The docs include a fairly long explanation on why Apple doesn't want you to do this and why they explicitly do not support it in Receiving Mutable Objects. The summary is:
So don’t make a decision on object
mutability based on what introspection
tells you about an object. Treat
objects as mutable or not based on
what you are handed at the API
boundaries (that is, based on the
return type). If you need to
unambiguously mark an object as
mutable or immutable when you pass it
to clients, pass that information as a
flag along with the object.
I find their NSView example the easiest to understand, and it illustrates a basic Cocoa problem. You have an NSMutableArray called "elements" that you want to expose as an array, but don't want callers to mess with. You have several options:
Expose your NSMutableArray as an NSArray.
Always make a non-mutable copy when requested
Store elements as an NSArray and create a new array every time it mutates.
I've done all of these at various points. #1 is by far the simplest and fastest solution. It's also dangerous, since the array might mutate behind the caller's back. But Apple indicates it's what they do in some cases (note the warning for -subviews in NSView). I can confirm that while #2 and #3 are much safer, they can create major performance problems, which is probably why Apple has chosen not to use them on oft-accessed members like -subviews.
The upshot of all of this is that if you use #1, then introspection will mislead you. You have an NSMutableArray cast as an NSArray, and introspection will indicate that it's mutable (introspection has no way to know otherwise). But you must not mutate it. Only the compile-time type check can tell you that, and so it's the only thing you can trust.
The fix for this would be some kind of fast copy-on-write immutable version of a mutable data structure. That way #2 could possibly be done with decent performance. I can imagine changes to the NSArray cluster that would allow this, but it doesn't exist in Cocoa today (and could impact NSArray performance in the normal case, making it a non-starter).

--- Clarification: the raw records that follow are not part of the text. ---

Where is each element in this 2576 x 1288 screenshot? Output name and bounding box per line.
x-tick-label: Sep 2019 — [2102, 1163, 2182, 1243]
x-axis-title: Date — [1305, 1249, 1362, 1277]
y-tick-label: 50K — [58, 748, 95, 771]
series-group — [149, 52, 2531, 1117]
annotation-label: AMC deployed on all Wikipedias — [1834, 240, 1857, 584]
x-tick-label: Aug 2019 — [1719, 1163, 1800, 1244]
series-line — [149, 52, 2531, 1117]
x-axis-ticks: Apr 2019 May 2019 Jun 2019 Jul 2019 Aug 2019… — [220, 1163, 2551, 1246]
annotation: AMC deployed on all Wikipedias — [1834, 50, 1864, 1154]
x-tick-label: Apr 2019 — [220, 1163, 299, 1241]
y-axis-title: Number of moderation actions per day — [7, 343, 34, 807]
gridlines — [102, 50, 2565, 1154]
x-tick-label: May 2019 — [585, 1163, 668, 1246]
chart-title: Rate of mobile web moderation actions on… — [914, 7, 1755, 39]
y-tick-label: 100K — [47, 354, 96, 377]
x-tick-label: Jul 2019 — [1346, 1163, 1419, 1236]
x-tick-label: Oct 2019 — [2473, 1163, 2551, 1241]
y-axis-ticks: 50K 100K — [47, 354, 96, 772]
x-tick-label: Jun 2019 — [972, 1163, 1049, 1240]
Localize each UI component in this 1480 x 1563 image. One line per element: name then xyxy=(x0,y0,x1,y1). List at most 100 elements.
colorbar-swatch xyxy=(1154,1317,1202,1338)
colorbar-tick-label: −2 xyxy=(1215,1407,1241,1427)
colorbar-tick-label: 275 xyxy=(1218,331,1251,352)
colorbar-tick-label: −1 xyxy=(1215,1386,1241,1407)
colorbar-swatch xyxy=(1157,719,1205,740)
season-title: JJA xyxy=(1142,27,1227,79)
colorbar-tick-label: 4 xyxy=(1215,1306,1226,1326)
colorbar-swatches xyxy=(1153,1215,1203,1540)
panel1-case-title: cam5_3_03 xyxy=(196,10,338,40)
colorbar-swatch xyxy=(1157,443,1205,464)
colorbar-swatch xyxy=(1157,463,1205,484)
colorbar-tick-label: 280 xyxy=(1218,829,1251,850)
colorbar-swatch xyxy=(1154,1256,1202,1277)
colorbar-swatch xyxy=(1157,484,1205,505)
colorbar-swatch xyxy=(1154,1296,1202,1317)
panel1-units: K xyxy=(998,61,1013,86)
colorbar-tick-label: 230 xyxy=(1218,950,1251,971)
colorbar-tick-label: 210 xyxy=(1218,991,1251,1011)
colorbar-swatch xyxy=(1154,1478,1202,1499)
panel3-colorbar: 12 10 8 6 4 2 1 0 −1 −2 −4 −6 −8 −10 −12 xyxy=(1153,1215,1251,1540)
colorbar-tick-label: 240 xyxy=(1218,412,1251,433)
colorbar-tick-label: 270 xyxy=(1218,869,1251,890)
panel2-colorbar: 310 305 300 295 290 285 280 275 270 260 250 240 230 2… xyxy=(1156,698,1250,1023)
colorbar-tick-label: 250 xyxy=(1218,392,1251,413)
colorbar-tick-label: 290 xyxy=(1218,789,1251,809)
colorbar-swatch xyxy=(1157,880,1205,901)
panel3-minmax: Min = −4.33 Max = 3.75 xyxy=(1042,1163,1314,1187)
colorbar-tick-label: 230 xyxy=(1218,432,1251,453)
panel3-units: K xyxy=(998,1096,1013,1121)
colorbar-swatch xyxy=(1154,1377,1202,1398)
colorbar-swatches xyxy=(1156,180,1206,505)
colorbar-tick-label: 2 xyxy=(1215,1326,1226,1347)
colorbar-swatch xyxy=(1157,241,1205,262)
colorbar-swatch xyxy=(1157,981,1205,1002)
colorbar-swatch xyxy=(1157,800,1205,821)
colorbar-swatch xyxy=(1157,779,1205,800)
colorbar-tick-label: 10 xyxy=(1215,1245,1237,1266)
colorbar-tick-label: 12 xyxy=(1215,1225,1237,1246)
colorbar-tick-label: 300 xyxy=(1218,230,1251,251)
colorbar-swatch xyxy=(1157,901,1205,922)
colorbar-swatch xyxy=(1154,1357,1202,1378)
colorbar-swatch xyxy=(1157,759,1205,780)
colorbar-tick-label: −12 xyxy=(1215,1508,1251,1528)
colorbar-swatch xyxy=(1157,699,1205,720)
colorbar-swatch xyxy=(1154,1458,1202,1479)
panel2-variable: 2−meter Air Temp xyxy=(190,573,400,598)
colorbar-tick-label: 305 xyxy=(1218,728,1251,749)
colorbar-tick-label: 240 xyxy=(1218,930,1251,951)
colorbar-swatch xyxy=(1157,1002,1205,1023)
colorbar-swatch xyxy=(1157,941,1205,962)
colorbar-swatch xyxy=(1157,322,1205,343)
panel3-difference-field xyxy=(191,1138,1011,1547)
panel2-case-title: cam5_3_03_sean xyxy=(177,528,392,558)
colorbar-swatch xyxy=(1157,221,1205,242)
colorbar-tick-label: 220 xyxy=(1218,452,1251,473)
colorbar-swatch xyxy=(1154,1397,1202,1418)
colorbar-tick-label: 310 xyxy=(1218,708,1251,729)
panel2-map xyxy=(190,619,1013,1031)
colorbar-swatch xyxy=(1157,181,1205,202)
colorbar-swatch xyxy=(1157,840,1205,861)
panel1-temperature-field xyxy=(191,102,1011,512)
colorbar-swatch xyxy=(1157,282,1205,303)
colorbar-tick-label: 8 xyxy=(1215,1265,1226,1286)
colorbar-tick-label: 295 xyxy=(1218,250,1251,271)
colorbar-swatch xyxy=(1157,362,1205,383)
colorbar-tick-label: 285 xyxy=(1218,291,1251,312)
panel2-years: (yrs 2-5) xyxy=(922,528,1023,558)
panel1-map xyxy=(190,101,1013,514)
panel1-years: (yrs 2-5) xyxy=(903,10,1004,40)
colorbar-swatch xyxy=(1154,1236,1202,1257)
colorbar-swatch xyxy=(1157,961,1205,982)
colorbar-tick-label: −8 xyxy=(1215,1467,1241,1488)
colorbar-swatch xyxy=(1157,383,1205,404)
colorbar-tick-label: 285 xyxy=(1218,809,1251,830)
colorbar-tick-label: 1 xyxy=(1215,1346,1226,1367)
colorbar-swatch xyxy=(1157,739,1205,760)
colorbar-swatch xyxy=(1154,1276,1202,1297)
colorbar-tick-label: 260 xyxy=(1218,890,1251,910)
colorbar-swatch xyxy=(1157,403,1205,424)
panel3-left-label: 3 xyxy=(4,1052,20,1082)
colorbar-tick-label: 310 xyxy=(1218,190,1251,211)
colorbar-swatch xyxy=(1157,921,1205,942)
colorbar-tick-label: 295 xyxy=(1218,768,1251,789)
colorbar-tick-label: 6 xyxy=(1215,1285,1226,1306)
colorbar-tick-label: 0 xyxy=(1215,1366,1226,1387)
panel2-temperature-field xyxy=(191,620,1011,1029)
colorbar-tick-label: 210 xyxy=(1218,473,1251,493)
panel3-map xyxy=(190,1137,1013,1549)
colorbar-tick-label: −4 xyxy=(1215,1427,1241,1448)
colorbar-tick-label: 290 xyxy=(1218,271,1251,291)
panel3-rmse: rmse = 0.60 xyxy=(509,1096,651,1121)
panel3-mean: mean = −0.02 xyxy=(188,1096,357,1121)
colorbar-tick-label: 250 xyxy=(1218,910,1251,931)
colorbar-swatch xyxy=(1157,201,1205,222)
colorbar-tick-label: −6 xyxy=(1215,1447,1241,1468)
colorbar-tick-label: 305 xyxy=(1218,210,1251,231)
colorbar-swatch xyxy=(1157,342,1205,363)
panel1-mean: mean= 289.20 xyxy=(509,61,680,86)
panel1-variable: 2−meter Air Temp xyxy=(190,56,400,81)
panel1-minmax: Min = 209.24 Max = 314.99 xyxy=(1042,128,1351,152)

Even if we had it, there's probably too much code out there that relies on the current behavior to ever allow mutability introspection to be trusted.
There's no (documented) way to determine if a string is mutable at runtime or not.
You would expect one of the following would work, but none of them work:
[[s class] isKindOfClass:[NSMutableString class]]; // always returns false
[s isMemberOfClass:[NSMutableString class]]; // always returns false
[s respondsToSelector:#selector(appendString)]; // always returns true
More info here, although it doesn't help you with the problem:
http://www.cocoabuilder.com/archive/cocoa/111173-mutability.html
If you want to check for debugging purposes the following code should work. Copy on immutable object is itself, while it's a true copy for mutable types, that's what the code is based on. Note that since it's calling copy it's slow, but should be fine for debugging. If you'd like to check for any other reasons than debugging see Rob answer (and forget about it).
BOOL isMutable(id object)
{
id copy = [object copy];
BOOL copyIsADifferentObject = (copy != object);
[copy release];
return copyIsADifferentObject;
}
Disclaimer: of course there is no guarantee that copy is equivalent with retain for immutable types. You can be sure that if isMutable returns NO then it's not mutable so the function should be probably named canBeMutable. In the real world however, it's a pretty safe assumption that immutable types (NSString,NSArray) will implement this optimization. There is a lot of code out including basic things like NSDictionary that expects fast copy from immutable types.